Pourquoi les "réformes" passent mal : Sarkozy n'est pas si malin

Publié le 26 avril 2009 par Omelette Seizeoeufs

On ne peut pas réformer la France. Les français sont trop attachés à l'État jacobin. C'est l'immobilisme, le conservatisme bien pensant de gauche, forme bien connue de terrorisme intellectuel d'ailleurs, des privilégiés qui ne font que protéger leur bout de gras, au mépris du Brave New World qui est pourtant à portée de main. Évidemment c'est l'Éducation Nationale qui est le domaine le plus immobiliste, conservateur, "terroriste intellectuel" etc.

Tout cela, vous, comme moi, le connaissez par coeur. Sarkozy et les sarkozÿens sont allés assez loin dans cette idéologie et ont même réussi à énerver des chercheurs que l'on pensait perdus définitivement à la politique. Même l'armée (!) n'a pas été tout à fait épargnée. La police n'est pas contente. Les hôpitaux sont en train de se réveiller.

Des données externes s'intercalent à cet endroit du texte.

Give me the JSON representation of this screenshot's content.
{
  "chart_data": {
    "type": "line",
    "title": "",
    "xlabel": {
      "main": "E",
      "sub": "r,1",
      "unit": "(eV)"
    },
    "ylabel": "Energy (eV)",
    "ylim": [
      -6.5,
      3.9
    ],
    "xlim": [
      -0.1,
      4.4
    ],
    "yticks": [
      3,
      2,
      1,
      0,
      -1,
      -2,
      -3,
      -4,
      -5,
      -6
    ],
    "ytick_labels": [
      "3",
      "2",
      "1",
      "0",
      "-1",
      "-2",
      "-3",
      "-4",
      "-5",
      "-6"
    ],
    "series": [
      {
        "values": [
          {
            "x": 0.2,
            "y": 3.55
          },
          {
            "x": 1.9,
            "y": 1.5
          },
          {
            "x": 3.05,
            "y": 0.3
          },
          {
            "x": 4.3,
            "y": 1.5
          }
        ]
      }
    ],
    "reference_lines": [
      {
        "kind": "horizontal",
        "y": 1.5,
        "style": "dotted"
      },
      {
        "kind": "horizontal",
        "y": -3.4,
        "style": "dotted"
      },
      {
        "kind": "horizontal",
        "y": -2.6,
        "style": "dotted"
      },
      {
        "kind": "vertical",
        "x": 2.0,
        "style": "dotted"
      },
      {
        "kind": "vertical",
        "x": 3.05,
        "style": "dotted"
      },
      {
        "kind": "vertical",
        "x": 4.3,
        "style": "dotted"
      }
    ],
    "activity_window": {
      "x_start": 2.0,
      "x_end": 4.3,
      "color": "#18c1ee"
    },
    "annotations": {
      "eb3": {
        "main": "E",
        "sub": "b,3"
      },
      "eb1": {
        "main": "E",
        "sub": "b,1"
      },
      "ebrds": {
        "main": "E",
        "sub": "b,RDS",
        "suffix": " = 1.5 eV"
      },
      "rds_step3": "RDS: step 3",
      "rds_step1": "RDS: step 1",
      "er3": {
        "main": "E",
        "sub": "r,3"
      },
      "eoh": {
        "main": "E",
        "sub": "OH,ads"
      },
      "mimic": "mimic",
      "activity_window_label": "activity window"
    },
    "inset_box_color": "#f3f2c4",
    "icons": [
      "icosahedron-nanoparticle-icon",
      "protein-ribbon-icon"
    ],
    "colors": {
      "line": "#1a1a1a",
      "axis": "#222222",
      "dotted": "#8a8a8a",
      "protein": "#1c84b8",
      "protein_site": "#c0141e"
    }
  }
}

Pourtant, malgré ce qui passe pour des évidences, et malgré les idées reçues sur le sujet, la thèse de l'immobilisme socialo-gaulois ne me convainc pas. La lenteur avec laquelle le monde de la recherche et de l'enseignement supérieur a réagi aux "réformes" est assez significatif. Les premières initiatives de Valérie Pécresse, lancées pendant que l'on ne pensait qu'au Fouquet's et aux yachts maltais, étaient passées comme autant de SICAVs à la Banque Postale, jusqu'à ce que des étudiants, agissant contre l'avis des syndicats étudiants, ont commencer à râler.

Juste pour se remettre dans l'ambiance, voici un titre du 29 novembre 2007 :

Le mouvement étudiant ne s'essouffle pas. De nombreuses manifestations ont eu lieu ce jeudi, 35 sites universitaires étaient encore bloqués, selon le syndicat l'Unef. Ainsi, les mesures annoncées par Valérie Pécresse pour désamorcer la crise contre sa loi sur l'autonomie des universités n'ont pas eu d'effet notable sur les étudiants. Toutefois, l'Unef appelle "les assemblées générales" à "la levée des blocages".

Bien sûr, c'était l'époque du sarkozyzme triomphant, quand les billets vous sortaient des doigts presque déjà écrits, tant le monde semblait marcher à l'envers. Mais c'est pour dire que les "résistances", les "immobilismes" n'étaient pas au rendez-vous.

Je me souviens encore d'un Xavier Darcos annonçant, à peu près à la même époque, le non-remplacement de 13.500 enseignants, tout en insistant que le nombre d'enseignants n'avait rien à voir avec leur efficacité.

M. Fillon a par ailleurs indiqué qu'il s'est "mis d'accord" avec le ministre de l'Education nationale sur le non remplacement de 13.500 enseignants l'année prochaine.

[...]

M. Darcos plaide "pour une meilleure gestion" qui "permet de dégager des marges de manoeuvre dans l'éducation nationale". source

Voilà, l'idée : on coupe, mais on transforme ; ça ira mieux. C'est sûrement ce que l'on inculque aux futurs gestionnaires, du manager d'hypermarché jusqu'au PDG de multinationale. Réduire les coûts, augmenter l'efficacité, le rendement etc. Grâce à des "réformes structurelles", ce dont on nous rabattait les oreilles pendant bien longtemps.

Et le pire, c'est que des réformes structurelles pourraient être intéressantes. Il y a en a qui sont sûrement nécessaires. Dans la recherche, à l'hôpital, dans la police. Même à l'armée, que sais-je.

Le problème, c'est que, en associant toutes ses réformes à des suppressions des postes, Sarkozy et les siens discréditent automatiquement leur propre discours. Non seulement les "réformes" s'avèrent imbibées d'une idéologie difficile à avaler, mais en plus il devient très vite très clair qu'elles ne sont que l'habillage plus ou moins grotesque des coupes traditionnelles que la droite a toujours voulu pratiquer.

Nous avons beaucoup plus de mal à gober le progrès que le TGH (CDL - Chanoine du Latran) nous promet quand nous nous trouvons exposés, nous-mêmes ou nos collègues, aux conséquences bassement économiques de ces fameuses coupes.

Autrement dit, des "réformes" ne pourront se faire dans un climat de confiance, pour aller vers un mieux, et non vers un pire remaquillé. Du coup, le taux de confiance devient un enjeu important.